"From Manila we went in a boat up a short river, which had its rise in a large lake, about twenty-five miles long, that we crossed in a steamer. I think I never saw such quantities of two things as were on that lake—namely, ducks and mosquitoes.
"From the lake we continued our journey in two-horse vehicles, like the volantes of Havana, and in these we went from village to village, on our way to the mountains. We were very well treated. The Spanish authorities at Manila provided us with whatever we required. The villages were clusters of thatched huts around a church, and the religion seemed to be a curious mixture of Roman Catholic Christianity and pagan superstition, as I concluded from the style of the pictures with which the churches were adorned. These were chiefly representations of hell and its torments. Devils, with the traditional tails and horns, and armed with pitchforks, were turning over sinners in lakes of burning brimstone....

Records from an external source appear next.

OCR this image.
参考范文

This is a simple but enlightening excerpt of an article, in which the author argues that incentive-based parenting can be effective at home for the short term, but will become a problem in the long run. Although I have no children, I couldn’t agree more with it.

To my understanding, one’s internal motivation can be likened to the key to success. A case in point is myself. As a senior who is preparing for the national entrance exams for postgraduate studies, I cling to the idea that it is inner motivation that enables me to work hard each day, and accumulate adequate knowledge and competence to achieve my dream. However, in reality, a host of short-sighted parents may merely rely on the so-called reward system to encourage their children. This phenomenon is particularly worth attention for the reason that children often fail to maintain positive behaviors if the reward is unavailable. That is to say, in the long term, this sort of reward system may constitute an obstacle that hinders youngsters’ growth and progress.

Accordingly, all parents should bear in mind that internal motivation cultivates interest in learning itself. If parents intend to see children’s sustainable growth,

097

"We found the natives very musical; they sang and played on a variety of instruments, and they were rather handsome. The women had, without exception, the longest and most luxuriant hair I ever saw in all my travels. You know it is a rare thing among us for a woman to have hair that sweeps the ground, but here the exception is the other way; nearly every woman I saw had hair between five and six feet in length.
"I was told that back among the mountains there existed tribes whom the Spaniards have never been able to conquer, and no one dares to venture among them, not even the priests. Our road was constantly ascending, and as we advanced toward the interior the scenery became beautiful. Peaks of mountains rose all about us; plains and valleys stretched out, covered with tropical vegetation; picturesque villages, clustering around their churches, were visible here and there; and in the distance were glimpses of the sea, sparkling and bright in the sun.

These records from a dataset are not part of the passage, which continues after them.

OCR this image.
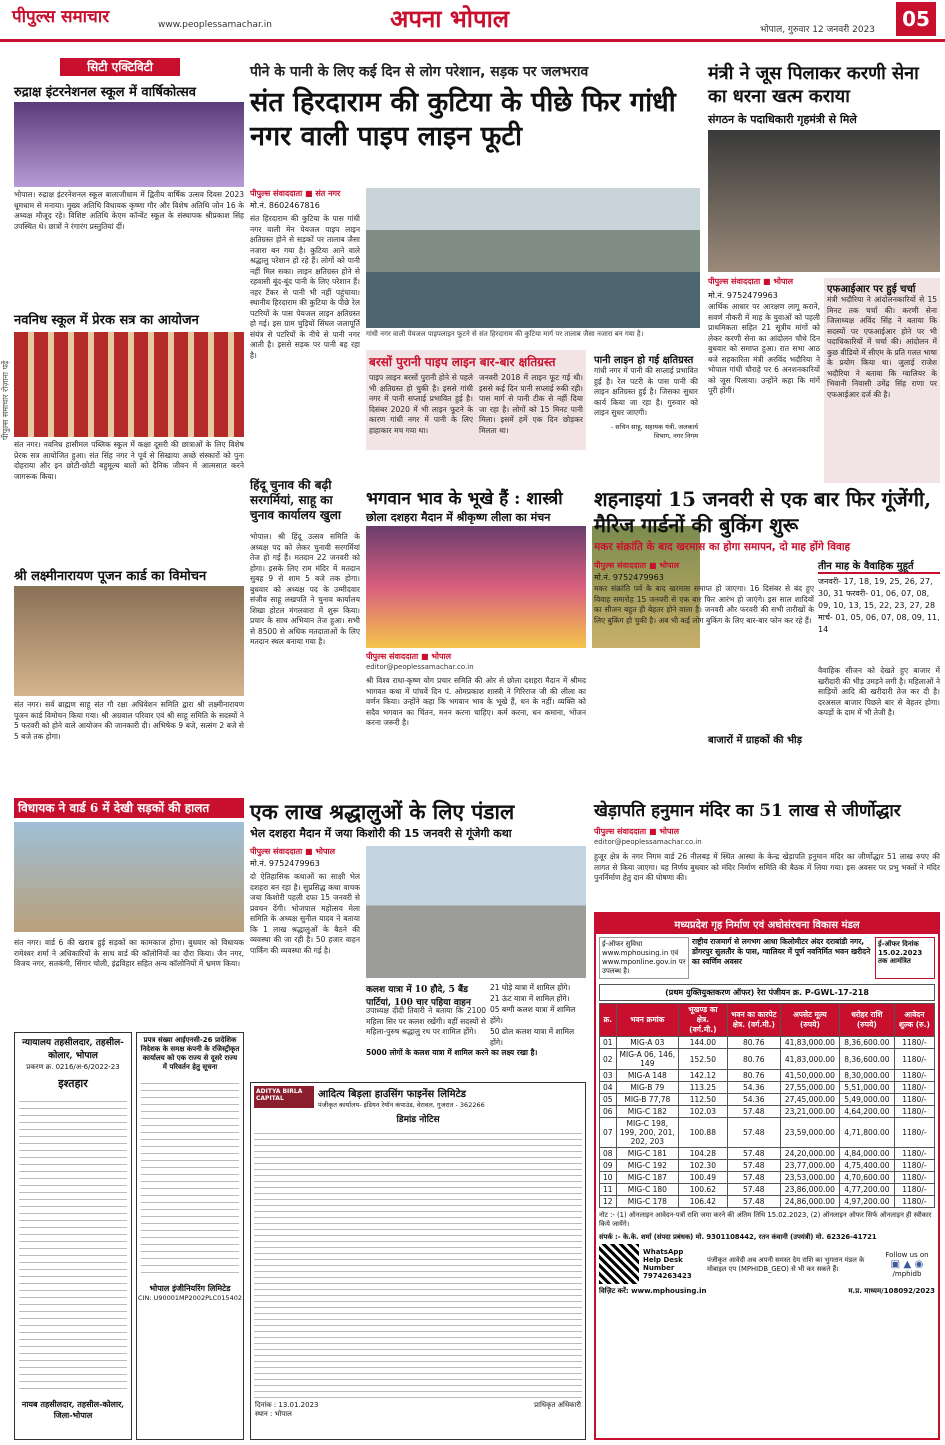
पीपुल्स समाचार	www.peoplessamachar.in	अपना भोपाल	भोपाल, गुरुवार 12 जनवरी 2023	05
पीपुल्स समाचार रोज़ाना पढ़ें
सिटी एक्टिविटी
रुद्राक्ष इंटरनेशनल स्कूल में वार्षिकोत्सव
भोपाल। रुद्राक्ष इंटरनेशनल स्कूल बालाजीधाम में द्वितीय वार्षिक उत्सव दिवस 2023 धूमधाम से मनाया। मुख्य अतिथि विधायक कृष्णा गौर और विशेष अतिथि जोन 16 के अध्यक्ष मौजूद रहे। विशिष्ट अतिथि केएम कॉन्वेंट स्कूल के संस्थापक श्रीप्रकाश सिंह उपस्थित थे। छात्रों ने रंगारंग प्रस्तुतियां दीं।
नवनिध स्कूल में प्रेरक सत्र का आयोजन
संत नगर। नवनिध हासीमल पब्लिक स्कूल में कक्षा दूसरी की छात्राओं के लिए विशेष प्रेरक सत्र आयोजित हुआ। संत सिंह नगर ने पूर्व से सिखाया अच्छे संस्कारों को पुनः दोहराया और इन छोटी-छोटी बहुमूल्य बातों को दैनिक जीवन में आत्मसात करने जागरूक किया।
श्री लक्ष्मीनारायण पूजन कार्ड का विमोचन
संत नगर। सर्व ब्राह्मण साहू संत गौ रक्षा अधिवेशन समिति द्वारा श्री लक्ष्मीनारायण पूजन कार्ड विमोचन किया गया। श्री अग्रवाल परिवार एवं श्री साहू समिति के सदस्यों ने 5 फरवरी को होने वाले आयोजन की जानकारी दी। अभिषेक 9 बजे, सत्संग 2 बजे से 5 बजे तक होगा।
विधायक ने वार्ड 6 में देखी सड़कों की हालत
संत नगर। वार्ड 6 की खराब हुई सड़कों का कामकाज होगा। बुधवार को विधायक रामेश्वर शर्मा ने अधिकारियों के साथ वार्ड की कॉलोनियों का दौरा किया। जैन नगर, विजय नगर, सतकंगी, सिंगार चोली, इंद्रविहार सहित अन्य कॉलोनियों में भ्रमण किया।
न्यायालय तहसीलदार, तहसील-कोलार, भोपाल
प्रकरण क्र. 0216/अ-6/2022-23
इश्तहार
नायब तहसीलदार, तहसील-कोलार, जिला-भोपाल
प्रपत्र संख्या आईएनसी-26 प्रादेशिक निदेशक के समक्ष कंपनी के रजिस्ट्रीकृत कार्यालय को एक राज्य से दूसरे राज्य में परिवर्तन हेतु सूचना
भोपाल इंजीनियरिंग लिमिटेड
CIN: U90001MP2002PLC015402
पीने के पानी के लिए कई दिन से लोग परेशान, सड़क पर जलभराव
संत हिरदाराम की कुटिया के पीछे फिर गांधी नगर वाली पाइप लाइन फूटी
पीपुल्स संवाददाता ■ संत नगर
मो.नं. 8602467816
संत हिरदाराम की कुटिया के पास गांधी नगर वाली मेन पेयजल पाइप लाइन क्षतिग्रस्त होने से सड़कों पर तालाब जैसा नजारा बन गया है। कुटिया आने वाले श्रद्धालु परेशान हो रहे हैं। लोगों को पानी नहीं मिल सका। लाइन क्षतिग्रस्त होने से रहवासी बूंद-बूंद पानी के लिए परेशान हैं। नहर टैंकर से पानी भी नहीं पहुंचाया। स्थानीय हिरदाराम की कुटिया के पीछे रेल पटरियों के पास पेयजल लाइन क्षतिग्रस्त हो गई। इस ग्राम चुड़ियों सिंघल जलापूर्ति संयंत्र से पटरियों के नीचे से पानी नगर आती है। इससे सड़क पर पानी बह रहा है।
गांधी नगर वाली पेयजल पाइपलाइन फूटने से संत हिरदाराम की कुटिया मार्ग पर तालाब जैसा नजारा बन गया है।
बरसों पुरानी पाइप लाइन बार-बार क्षतिग्रस्त
पाइप लाइन बरसों पुरानी होने से पहले भी क्षतिग्रस्त हो चुकी है। इससे गांधी नगर में पानी सप्लाई प्रभावित हुई है। दिसंबर 2020 में भी लाइन फूटने के कारण गांधी नगर में पानी के लिए हाहाकार मच गया था।
जनवरी 2018 में लाइन फूट गई थी। इससे कई दिन पानी सप्लाई रुकी रही। पास मार्ग से पानी टीक से नहीं दिया जा रहा है। लोगों को 15 मिनट पानी मिला। इसमें हमें एक दिन छोड़कर मिलता था।
पानी लाइन हो गई क्षतिग्रस्त
गांधी नगर में पानी की सप्लाई प्रभावित हुई है। रेल पटरी के पास पानी की लाइन क्षतिग्रस्त हुई है। जिसका सुधार कार्य किया जा रहा है। गुरुवार को लाइन सुधर जाएगी।
- सचिन साहू, सहायक यंत्री, जलकार्य विभाग, नगर निगम
हिंदू चुनाव की बढ़ी सरगर्मियां, साहू का चुनाव कार्यालय खुला
भोपाल। श्री हिंदू उत्सव समिति के अध्यक्ष पद को लेकर चुनावी सरगर्मियां तेज हो गई हैं। मतदान 22 जनवरी को होगा। इसके लिए राम मंदिर में मतदान सुबह 9 से शाम 5 बजे तक होगा। बुधवार को अध्यक्ष पद के उम्मीदवार संजीव साहू लखपति ने चुनाव कार्यालय शिखा होटल मंगलवारा में शुरू किया। प्रचार के साथ अभियान तेज हुआ। सभी से 8500 से अधिक मतदाताओं के लिए मतदान स्थल बनाया गया है।
भगवान भाव के भूखे हैं : शास्त्री
छोला दशहरा मैदान में श्रीकृष्ण लीला का मंचन
पीपुल्स संवाददाता ■ भोपाल
editor@peoplessamachar.co.in
श्री विश्व राधा-कृष्ण योग प्रचार समिति की ओर से छोला दशहरा मैदान में श्रीमद भागवत कथा में पांचवें दिन पं. ओमप्रकाश शास्त्री ने गिरिराज जी की लीला का वर्णन किया। उन्होंने कहा कि भगवान भाव के भूखे हैं, धन के नहीं। व्यक्ति को सदैव भगवान का चिंतन, मनन करना चाहिए। कर्म करना, धन कमाना, भोजन करना जरूरी है।
मंत्री ने जूस पिलाकर करणी सेना का धरना खत्म कराया
संगठन के पदाधिकारी गृहमंत्री से मिले
पीपुल्स संवाददाता ■ भोपाल
मो.नं. 9752479963
आर्थिक आधार पर आरक्षण लागू कराने, सवर्ण नौकरी में माह के युवाओं को पहली प्राथमिकता सहित 21 सूत्रीय मांगों को लेकर करणी सेना का आंदोलन चौथे दिन बुधवार को समाप्त हुआ। रात सभा आठ बजे सहकारिता मंत्री अरविंद भदौरिया ने भोपाल गांधी चौराहे पर 6 अनशनकारियों को जूस पिलाया। उन्होंने कहा कि मांगें पूरी होंगी।
एफआईआर पर हुई चर्चा
मंत्री भदौरिया ने आंदोलनकारियों से 15 मिनट तक चर्चा की। करणी सेना जिलाध्यक्ष अविंद सिंह ने बताया कि सदस्यों पर एफआईआर होने पर भी पदाधिकारियों में चर्चा की। आंदोलन में कुछ वीडियो में सीएम के प्रति गलत भाषा के प्रयोग किया था। जुलाई राजेश भदौरिया ने बताया कि ग्वालियर के भिवानी निवासी उमेंद्र सिंह राणा पर एफआईआर दर्ज की है।
शहनाइयां 15 जनवरी से एक बार फिर गूंजेंगी, मैरिज गार्डनों की बुकिंग शुरू
मकर संक्रांति के बाद खरमास का होगा समापन, दो माह होंगे विवाह
पीपुल्स संवाददाता ■ भोपाल
मो.नं. 9752479963
मकर संक्रांति पर्व के बाद खरमास समाप्त हो जाएगा। 16 दिसंबर से बंद हुए विवाह समारोह 15 जनवरी से एक बार फिर आरंभ हो जाएंगे। इस साल शादियों का सीजन बहुत ही बेहतर होने वाला है। जनवरी और फरवरी की सभी तारीखों के लिए बुकिंग हो चुकी है। अब भी कई लोग बुकिंग के लिए बार-बार फोन कर रहे हैं।
तीन माह के वैवाहिक मुहूर्त
जनवरी- 17, 18, 19, 25, 26, 27, 30, 31 फरवरी- 01, 06, 07, 08, 09, 10, 13, 15, 22, 23, 27, 28 मार्च- 01, 05, 06, 07, 08, 09, 11, 14
बाजारों में ग्राहकों की भीड़
वैवाहिक सीजन को देखते हुए बाजार में खरीदारी की भीड़ उमड़ने लगी है। महिलाओं ने साड़ियों आदि की खरीदारी तेज कर दी है। दरअसल बाजार पिछले बार से बेहतर होगा। कपड़ों के दाम में भी तेजी है।
एक लाख श्रद्धालुओं के लिए पंडाल
भेल दशहरा मैदान में जया किशोरी की 15 जनवरी से गूंजेगी कथा
पीपुल्स संवाददाता ■ भोपाल
मो.नं. 9752479963
दो ऐतिहासिक कथाओं का साक्षी भेल दशहरा बन रहा है। सुप्रसिद्ध कथा वाचक जया किशोरी पहली दफा 15 जनवरी से प्रवचन देंगी। भोजपाल महोत्सव मेला समिति के अध्यक्ष सुनील यादव ने बताया कि 1 लाख श्रद्धालुओं के बैठने की व्यवस्था की जा रही है। 50 हजार वाहन पार्किंग की व्यवस्था की गई है।
कलश यात्रा में 10 हौदे, 5 बैंड पार्टियां, 100 चार पहिया वाहन
उपाध्यक्ष दीदी तिवारी ने बताया कि 2100 महिला सिर पर कलश रखेंगी। वहीं सदस्यों से महिला-पुरुष श्रद्धालु रथ पर शामिल होंगे।
21 घोड़े यात्रा में शामिल होंगे।
21 ऊंट यात्रा में शामिल होंगे।
05 बग्गी कलश यात्रा में शामिल होंगे।
50 ढोल कलश यात्रा में शामिल होंगे।
5000 लोगों के कलश यात्रा में शामिल करने का लक्ष्य रखा है।
खेड़ापति हनुमान मंदिर का 51 लाख से जीर्णोद्धार
पीपुल्स संवाददाता ■ भोपाल
editor@peoplessamachar.co.in
हुजूर क्षेत्र के नगर निगम वार्ड 26 नीलबड़ में स्थित आस्था के केन्द्र खेड़ापति हनुमान मंदिर का जीर्णोद्धार 51 लाख रुपए की लागत से किया जाएगा। यह निर्णय बुधवार को मंदिर निर्माण समिति की बैठक में लिया गया। इस अवसर पर प्रभु भक्तों ने मंदिर पुनर्निर्माण हेतु दान की घोषणा की।
ADITYA BIRLA CAPITAL	आदित्य बिड़ला हाउसिंग फाइनेंस लिमिटेड
पंजीकृत कार्यालय- इंडियन रेयॉन कंपाउंड, वेरावल, गुजरात - 362266
डिमांड नोटिस
दिनांक : 13.01.2023	प्राधिकृत अधिकारी
स्थान : भोपाल
मध्यप्रदेश गृह निर्माण एवं अधोसंरचना विकास मंडल
ई-ऑफर सुविधा www.mphousing.in एवं www.mponline.gov.in पर उपलब्ध है।
राष्ट्रीय राजमार्ग से लगभग आधा किलोमीटर अंदर दराबांडी नगर, डोंगरपुर सुलतौर के पास, ग्वालियर में पूर्ण नवनिर्मित भवन खरीदने का स्वर्णिम अवसर
ई-ऑफर दिनांक 15.02.2023 तक आमंत्रित
(प्रथम युक्तियुक्तकरण ऑफर) रेरा पंजीयन क्र. P-GWL-17-218
क्र.	भवन क्रमांक	भूखण्ड का क्षेत्र. (वर्ग.मी.)	भवन का कारपेट क्षेत्र. (वर्ग.मी.)	अपसेट मूल्य (रुपये)	धरोहर राशि (रुपये)	आवेदन शुल्क (रु.)
01	MIG-A 03	144.00	80.76	41,83,000.00	8,36,600.00	1180/-
02	MIG-A 06, 146, 149	152.50	80.76	41,83,000.00	8,36,600.00	1180/-
03	MIG-A 148	142.12	80.76	41,50,000.00	8,30,000.00	1180/-
04	MIG-B 79	113.25	54.36	27,55,000.00	5,51,000.00	1180/-
05	MIG-B 77,78	112.50	54.36	27,45,000.00	5,49,000.00	1180/-
06	MIG-C 182	102.03	57.48	23,21,000.00	4,64,200.00	1180/-
07	MIG-C 198, 199, 200, 201, 202, 203	100.88	57.48	23,59,000.00	4,71,800.00	1180/-
08	MIG-C 181	104.28	57.48	24,20,000.00	4,84,000.00	1180/-
09	MIG-C 192	102.30	57.48	23,77,000.00	4,75,400.00	1180/-
10	MIG-C 187	100.49	57.48	23,53,000.00	4,70,600.00	1180/-
11	MIG-C 180	100.62	57.48	23,86,000.00	4,77,200.00	1180/-
12	MIG-C 178	106.42	57.48	24,86,000.00	4,97,200.00	1180/-
नोट :- (1) ऑनलाइन आवेदन-पत्रों राशि जमा करने की अंतिम तिथि 15.02.2023, (2) ऑनलाइन ऑफर सिर्फ ऑनलाइन ही स्वीकार किये जायेंगे।
संपर्क :- के.के. शर्मा (संपदा प्रबंधक) मो. 9301108442, रतन कंवानी (उपयंत्री) मो. 62326-41721
WhatsApp Help Desk Number 7974263423
पंजीकृत आवेदी अब अपनी समस्त देय राशि का भुगतान मंडल के मोबाइल एप (MPHIDB_GEO) से भी कर सकते हैं।
Follow us on
▣ ▲ ◉
/mphidb
विज़िट करें: www.mphousing.in	म.प्र. माध्यम/108092/2023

"I was told of a wonderful ravine among the mountains that was worth seeing and I decided to visit it, especially as it was a favourable time; the river, by which it had to be approached, was then high, and its fifteen cascades, which usually had to be climbed past, dragging the canoe, were reduced to four. I took three natives with me, and we ascended successfully. I have called it a ravine, but a gorge would be a better term, for it is worn directly through the mountain by a large river, and the rock rises up on each side, as sheer and straight as if cut by machinery.
"After I had ascended a certain distance, I stopped for a time to examine all the wild magnificence about me. The rocky wall on each side was so high that when I looked up I could see the stars shining in that bright noonday, as if it were night. Huge birds came flapping up the gorge far above my head; and yet they were far below the top of the mountain of rock. I do not know how many feet it rose, but I never saw any precipice where the impression of height was so effectually given—it seemed immense.
"Beneath us was the deep, broad stream, looking very dark in the twilight that such a shadow made, and I could not help feeling awestruck. But the opening of the gorge framed as smiling and cheerful a landscape as could possibly be devised, to contrast with the inner gloom. It was a wide, varied and splendid view of the country beyond, sloping to the distant sea, and all of it as aglow with light and colour as sea and land could be, beneath a tropic sun.
"Descending the river on our way out, I had a characteristic adventure, which will make me satisfied for a time. We had passed two of the rapids in safety, but as we approached the third, the canoe struck on a rock or something in the current, bow on, and swinging round, half filled with water. The natives in the end of the canoe nearest the rock sprang out and clung to the vines which hung over its sides, but the other man and I went over the fall in the half-swamped canoe, and were wholly at the mercy of the stream, with an unusually good prospect of getting a good deal more of it.
"The fall once passed through, the current drove us toward the shore, if that is what you would call a precipice of rock, running straight down far below the surface of the water. I succeeded in grasping the vines and pulling the canoe after me by my feet. The water was quite close by the rock, and the other two men, crawling down to us, hung on with me, and bailed out the boat till it was safely afloat, and then we went down the rest of the way without accident."